Parte.

Cómo podía ser aquél un día soleado cuando su corazón le decía que el objeto de todas sus miradas, de todas las veces en que realmente estaba atento, se iba esa misma tarde. Era ese mes sin duda; aquél que le despedazaba el corazón y en donde se hundían las barcazas y estallaban las definitorias afrentas civiles. Se iba aquél pedazo de lo que le llamaba: pedazo de humanidad. Se iba su amor con patas, lo que amaba.
Le resultaba una ironía, un chiste cruel del destino como el de la ceguera bibliotecaria del genio argentino.

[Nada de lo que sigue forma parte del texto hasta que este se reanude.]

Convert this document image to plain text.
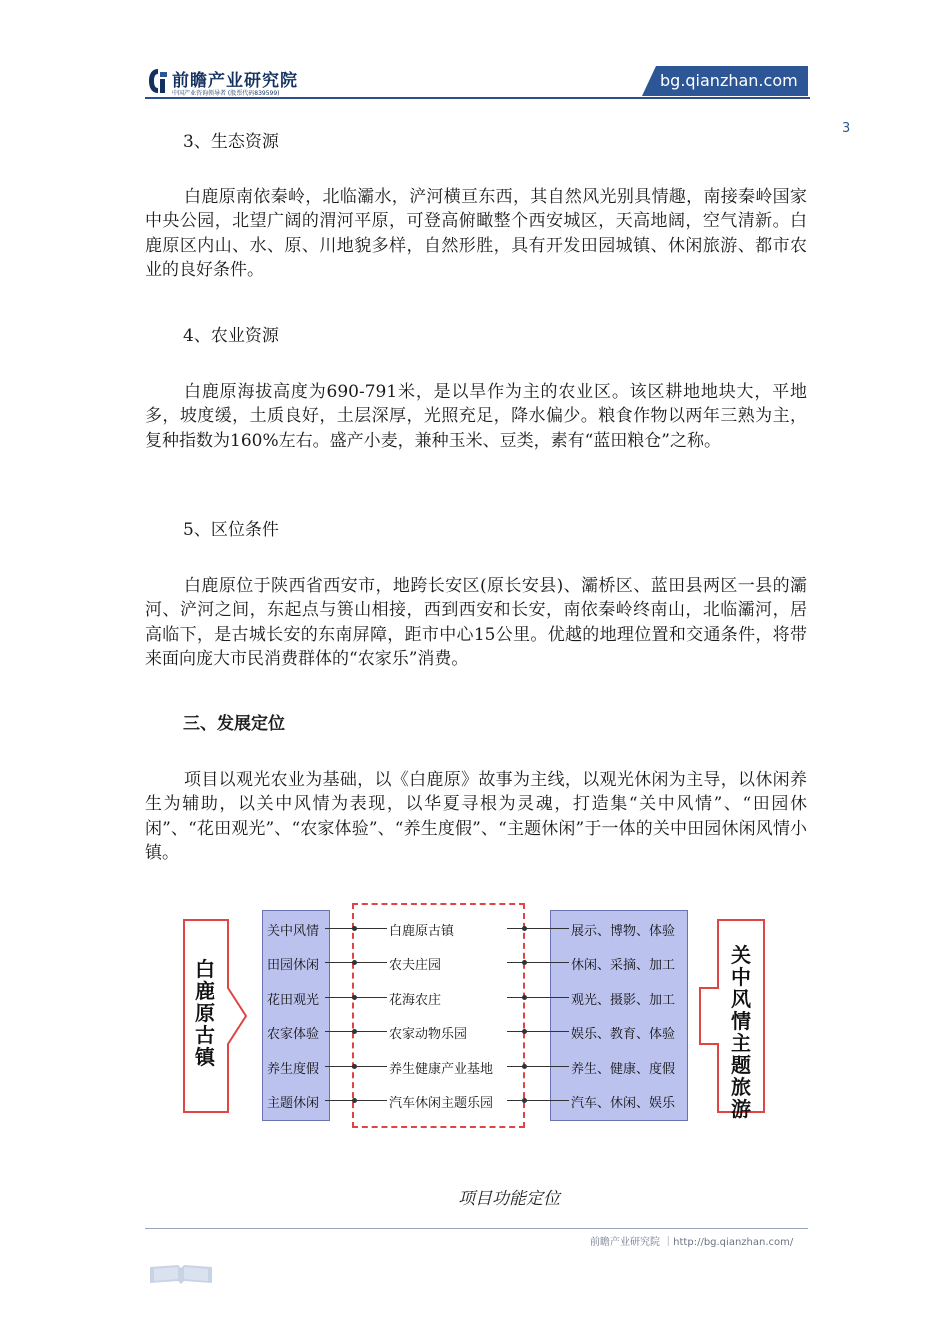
前瞻产业研究院
中国产业咨询领导者 (股票代码839599)
bg.qianzhan.com
3
3、生态资源
白鹿原南依秦岭，北临灞水，浐河横亘东西，其自然风光别具情趣，南接秦岭国家中央公园，北望广阔的渭河平原，可登高俯瞰整个西安城区，天高地阔，空气清新。白鹿原区内山、水、原、川地貌多样，自然形胜，具有开发田园城镇、休闲旅游、都市农业的良好条件。
4、农业资源
白鹿原海拔高度为690-791米，是以旱作为主的农业区。该区耕地地块大，平地多，坡度缓，土质良好，土层深厚，光照充足，降水偏少。粮食作物以两年三熟为主，复种指数为160%左右。盛产小麦，兼种玉米、豆类，素有“蓝田粮仓”之称。
5、区位条件
白鹿原位于陕西省西安市，地跨长安区(原长安县)、灞桥区、蓝田县两区一县的灞河、浐河之间，东起点与篑山相接，西到西安和长安，南依秦岭终南山，北临灞河，居高临下，是古城长安的东南屏障，距市中心15公里。优越的地理位置和交通条件，将带来面向庞大市民消费群体的“农家乐”消费。
三、发展定位
项目以观光农业为基础，以《白鹿原》故事为主线，以观光休闲为主导，以休闲养生为辅助，以关中风情为表现，以华夏寻根为灵魂，打造集“关中风情”、“田园休闲”、“花田观光”、“农家体验”、“养生度假”、“主题休闲”于一体的关中田园休闲风情小镇。
白鹿原古镇
关中风情主题旅游
关中风情
田园休闲
花田观光
农家体验
养生度假
主题休闲
白鹿原古镇
农夫庄园
花海农庄
农家动物乐园
养生健康产业基地
汽车休闲主题乐园
展示、博物、体验
休闲、采摘、加工
观光、摄影、加工
娱乐、教育、体验
养生、健康、度假
汽车、休闲、娱乐
项目功能定位
前瞻产业研究院 ｜http://bg.qianzhan.com/
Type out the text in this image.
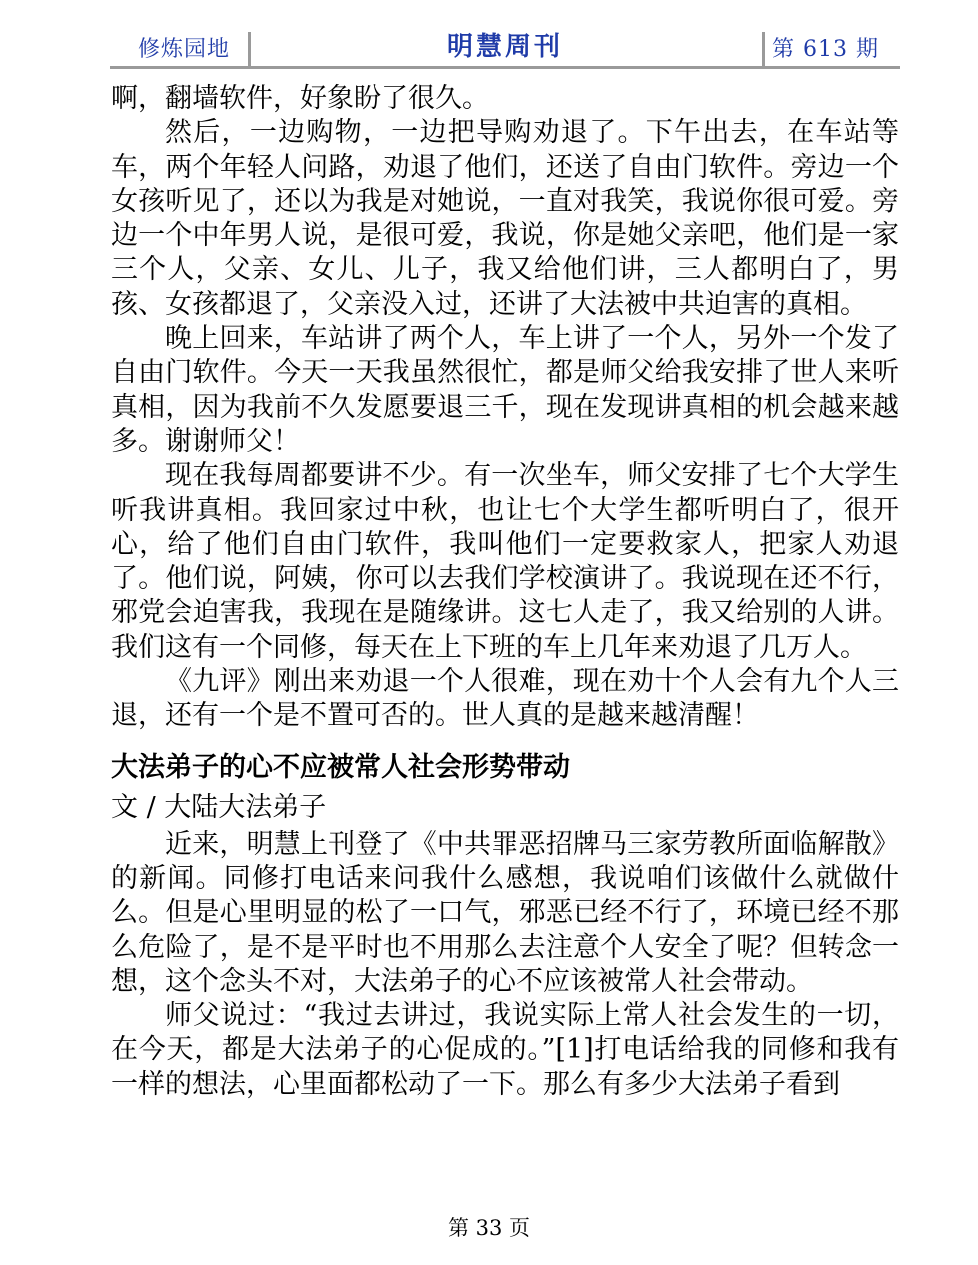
修炼园地	明慧周刊	第 613 期

啊，翻墙软件，好象盼了很久。

然后，一边购物，一边把导购劝退了。下午出去，在车站等车，两个年轻人问路，劝退了他们，还送了自由门软件。旁边一个女孩听见了，还以为我是对她说，一直对我笑，我说你很可爱。旁边一个中年男人说，是很可爱，我说，你是她父亲吧，他们是一家三个人，父亲、女儿、儿子，我又给他们讲，三人都明白了，男孩、女孩都退了，父亲没入过，还讲了大法被中共迫害的真相。

晚上回来，车站讲了两个人，车上讲了一个人，另外一个发了自由门软件。今天一天我虽然很忙，都是师父给我安排了世人来听真相，因为我前不久发愿要退三千，现在发现讲真相的机会越来越多。谢谢师父！

现在我每周都要讲不少。有一次坐车，师父安排了七个大学生听我讲真相。我回家过中秋，也让七个大学生都听明白了，很开心，给了他们自由门软件，我叫他们一定要救家人，把家人劝退了。他们说，阿姨，你可以去我们学校演讲了。我说现在还不行，邪党会迫害我，我现在是随缘讲。这七人走了，我又给别的人讲。我们这有一个同修，每天在上下班的车上几年来劝退了几万人。

《九评》刚出来劝退一个人很难，现在劝十个人会有九个人三退，还有一个是不置可否的。世人真的是越来越清醒！

大法弟子的心不应被常人社会形势带动

文 / 大陆大法弟子

近来，明慧上刊登了《中共罪恶招牌马三家劳教所面临解散》的新闻。同修打电话来问我什么感想，我说咱们该做什么就做什么。但是心里明显的松了一口气，邪恶已经不行了，环境已经不那么危险了，是不是平时也不用那么去注意个人安全了呢？但转念一想，这个念头不对，大法弟子的心不应该被常人社会带动。

师父说过：“我过去讲过，我说实际上常人社会发生的一切，在今天，都是大法弟子的心促成的。”[1]打电话给我的同修和我有一样的想法，心里面都松动了一下。那么有多少大法弟子看到

第 33 页
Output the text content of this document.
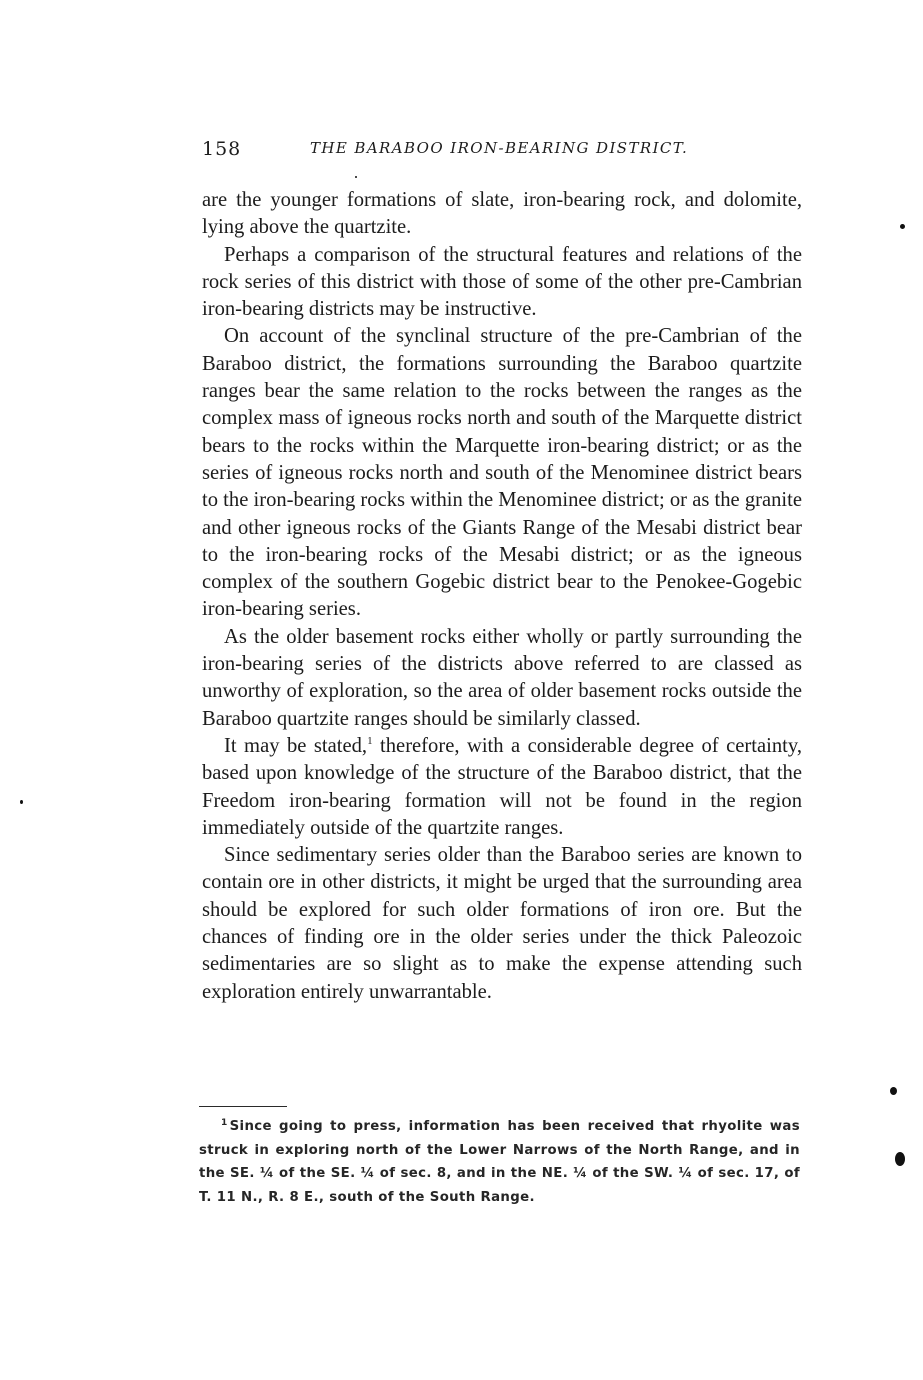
158	THE BARABOO IRON-BEARING DISTRICT.

are the younger formations of slate, iron-bearing rock, and dolomite, lying above the quartzite.

Perhaps a comparison of the structural features and relations of the rock series of this district with those of some of the other pre-Cambrian iron-bearing districts may be instructive.

On account of the synclinal structure of the pre-Cambrian of the Baraboo district, the formations surrounding the Baraboo quartzite ranges bear the same relation to the rocks between the ranges as the complex mass of igneous rocks north and south of the Marquette district bears to the rocks within the Marquette iron-bearing district; or as the series of igneous rocks north and south of the Menominee district bears to the iron-bearing rocks within the Menominee district; or as the granite and other igneous rocks of the Giants Range of the Mesabi district bear to the iron-bearing rocks of the Mesabi district; or as the igneous complex of the southern Gogebic district bear to the Penokee-Gogebic iron-bearing series.

As the older basement rocks either wholly or partly surrounding the iron-bearing series of the districts above referred to are classed as unworthy of exploration, so the area of older basement rocks outside the Baraboo quartzite ranges should be similarly classed.

It may be stated,$^1$ therefore, with a considerable degree of certainty, based upon knowledge of the structure of the Baraboo district, that the Freedom iron-bearing formation will not be found in the region immediately outside of the quartzite ranges.

Since sedimentary series older than the Baraboo series are known to contain ore in other districts, it might be urged that the surrounding area should be explored for such older formations of iron ore. But the chances of finding ore in the older series under the thick Paleozoic sedimentaries are so slight as to make the expense attending such exploration entirely unwarrantable.

$^1$ Since going to press, information has been received that rhyolite was struck in exploring north of the Lower Narrows of the North Range, and in the SE. ¼ of the SE. ¼ of sec. 8, and in the NE. ¼ of the SW. ¼ of sec. 17, of T. 11 N., R. 8 E., south of the South Range.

Mucha luz para que todo se hiciera evidente, para que no quedara duda ninguna que eso era la realidad, la de verdad-verdad, en la que creemos que suceden todas las cosas cuando no hablamos de la realidad. Estaba pintado ese día soleado con todo detalle. Como si se cambiara la precisión de los pixeles, cada vez más pequeños, por el puntillismo; pero dejando el impacto fresco y gigante del olor a pintura vieja y su casi tangible textura. Caminaban sin tocarse. Y eso le dolía. Miraba las grietas del cemento en dirección al aeropuerto intentando conversar sobre arepas y frutas, noticias y política, paseos y amigos: temas aleatorios de fila de banco. Se daba cuenta así nada más de que todo lo que habían hecho hasta esas últimas horas amarillas y azules eran todo. (Se preguntaba el porqué se le iba lo que no debía)
Era irónico, sí, que ese día resplandeciente fuese el día en que se despedía.
Y se le fue en un avión.
De regreso, mientras se perdía entre la bruma de las personas más allá de la puerta de abordaje, no dejaba de repetirse: volverá. Volverá porque aquellos que pueden reir también en la distancia, son también quienes se encuentran de nuevo. O eso le gustaba creer tomándose el café de greca antes de coger el bus. Imaginaba las noches silenciosas que, en adelante, le aguardaban. Sabía que, de regreso a casa, sólo encontraría una cama vacía, sábanas que tomarían más tiempo en calentarse, menos comida entre sonrisas, menos una mano que toca, una boca que besa a quien desea, una casa sin el elemento que la llena.
"Seguro que sí. Volverá" Y recordaba, en medio del transporte público citadino cuando anochece y en medio de restaurantes y luces de ventanas con negocios, con señoras que algo venden y con señores que muy rápido caminan, con las manos metidas entre los bolsillos, todas las tardes juntos, todos los momentos de pulcro descanso que habían tenido.Y se sentía feliz.
Sabía finalmente que la vida al menos por unas semanas le había acariciado la espalda y, es que acaso: ¿no se necesita más para vivir que una fortuita sonrisa de la vida? Intentaba distraerse un poco escuchando música. Apretaba el botón ansioso como si en la siguiente canción fuera a escuchar su voz que le llamaba de vuelta. Cuán vagas le resultaban todas las canciones entre marimbas y cuerdas. Cuán lejanas.
Se levantaba el mismo polvo que levanta el viento precipitado cuando se dirige febril al horizonte. El tiempo, quería gritarlo, o ese tiempo en que habían estado juntos, sin duda, había volado como el águila. Ahora le vendría un poco más lento el pasar de las horas luego de un desayuno solitario y una tarde sin sus suspiros, como en la línea de quien se desacelera infinitamente.
De alguna manera, sin embargo, era feliz porque sabía que había sido feliz. Perder es ganar un poquito. "Que lo diga el de la pelota", lo mascullaba mordiéndose la comisura de los labios. Querer era también aceptar que se le fuera, se continuaba diciendo. Y eso lo aceptaba. El río de los sucesos, creía entender y creía creer,  en un instante, en el resplandor de la estrella que explota, se aceleraría: el momento cristalino cuando estuviera nuevamente a su lado.
El olor de la humedad gris de la ciudad fue para su cuerpo el siguiente día.